As Apple General Counsel Bruce Webber said in a letter to Markey, “Consumers want directions from their current location to a desired destination; consumers want their devices to find the nearest coffee shop or gas station. To get this type of information, consumers want and expect their mobile devices to be able to quickly and reliably determine their current locations.”

Smartphones do this by keeping track of nearby cell towers and Wi-Fi hotspots as well as through GPS data. Often the quickest way of determining a phone’s position is by triangulating among several cell towers. By gathering data from lots of phones, companies can improve their overall performance.
As an aside, location data also comes in handy for police—and attorneys—trying to determine whether someone was near a specific place. Remember, like other electronic devices, information kept on a smartphone is discoverable in legal proceedings. In fact, the California Supreme Court ruled this year that police can search through the data on smartphones seized in a legal arrest without obtaining a warrant.

Location data can also help keep you out of trouble, though, by allowing emergency responders to determine where your cell phone is within 50 to 300 meters when you call 911 under the FCC’s e911 regulations.

Want to know where your children are? Cell phones and smartphones can help you. Want to track down a stolen gadget? There are applications that use GPS and Wi-Fi signals to locate lost or stolen devices, lock them down or send out an alarm.

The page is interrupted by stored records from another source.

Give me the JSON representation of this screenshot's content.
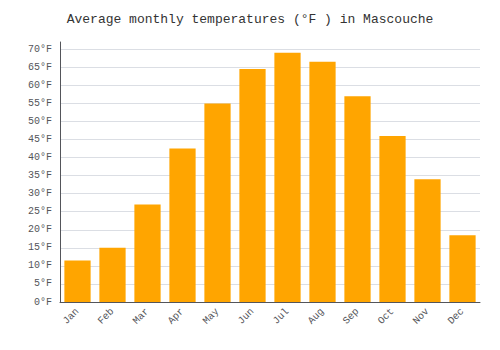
{
  "chart_data": {
    "type": "bar",
    "title": "Average monthly temperatures (°F ) in Mascouche",
    "categories": [
      "Jan",
      "Feb",
      "Mar",
      "Apr",
      "May",
      "Jun",
      "Jul",
      "Aug",
      "Sep",
      "Oct",
      "Nov",
      "Dec"
    ],
    "values": [
      11.5,
      15.0,
      27.0,
      42.5,
      55.0,
      64.5,
      69.0,
      66.5,
      57.0,
      46.0,
      34.0,
      18.5
    ],
    "color": "#FFA500",
    "ylim": [
      0,
      72
    ],
    "yticks": [
      {
        "value": 0,
        "label": "0°F"
      },
      {
        "value": 5,
        "label": "5°F"
      },
      {
        "value": 10,
        "label": "10°F"
      },
      {
        "value": 15,
        "label": "15°F"
      },
      {
        "value": 20,
        "label": "20°F"
      },
      {
        "value": 25,
        "label": "25°F"
      },
      {
        "value": 30,
        "label": "30°F"
      },
      {
        "value": 35,
        "label": "35°F"
      },
      {
        "value": 40,
        "label": "40°F"
      },
      {
        "value": 45,
        "label": "45°F"
      },
      {
        "value": 50,
        "label": "50°F"
      },
      {
        "value": 55,
        "label": "55°F"
      },
      {
        "value": 60,
        "label": "60°F"
      },
      {
        "value": 65,
        "label": "65°F"
      },
      {
        "value": 70,
        "label": "70°F"
      }
    ],
    "grid": true
  }
}
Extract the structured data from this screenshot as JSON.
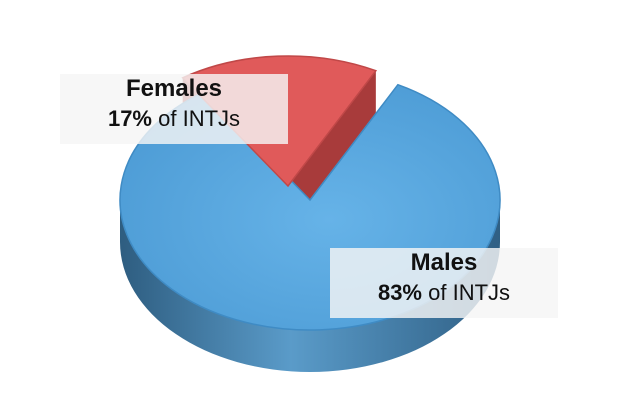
{
  "chart_data": {
    "type": "pie",
    "style": "3d-exploded",
    "slices": [
      {
        "name": "Males",
        "value": 83,
        "percent_label": "83%",
        "suffix": "of INTJs",
        "color": "#5dade2",
        "side_color": "#3d7fae"
      },
      {
        "name": "Females",
        "value": 17,
        "percent_label": "17%",
        "suffix": "of INTJs",
        "color": "#e05a5a",
        "side_color": "#a83b3b"
      }
    ]
  }
}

Location data also helps you when you’re traveling. If you want to know all about that old building in front of you, location data makes it possible to provide so-called augmented reality applications that do things such as show you historical information or tell you all about the shops and restaurants you can expect to find just up the street and maybe even offer you special deals.

To do these kinds of things our devices have to know where they are. That’s simply the technological trade off. The alternative? A pay phone if you can find one.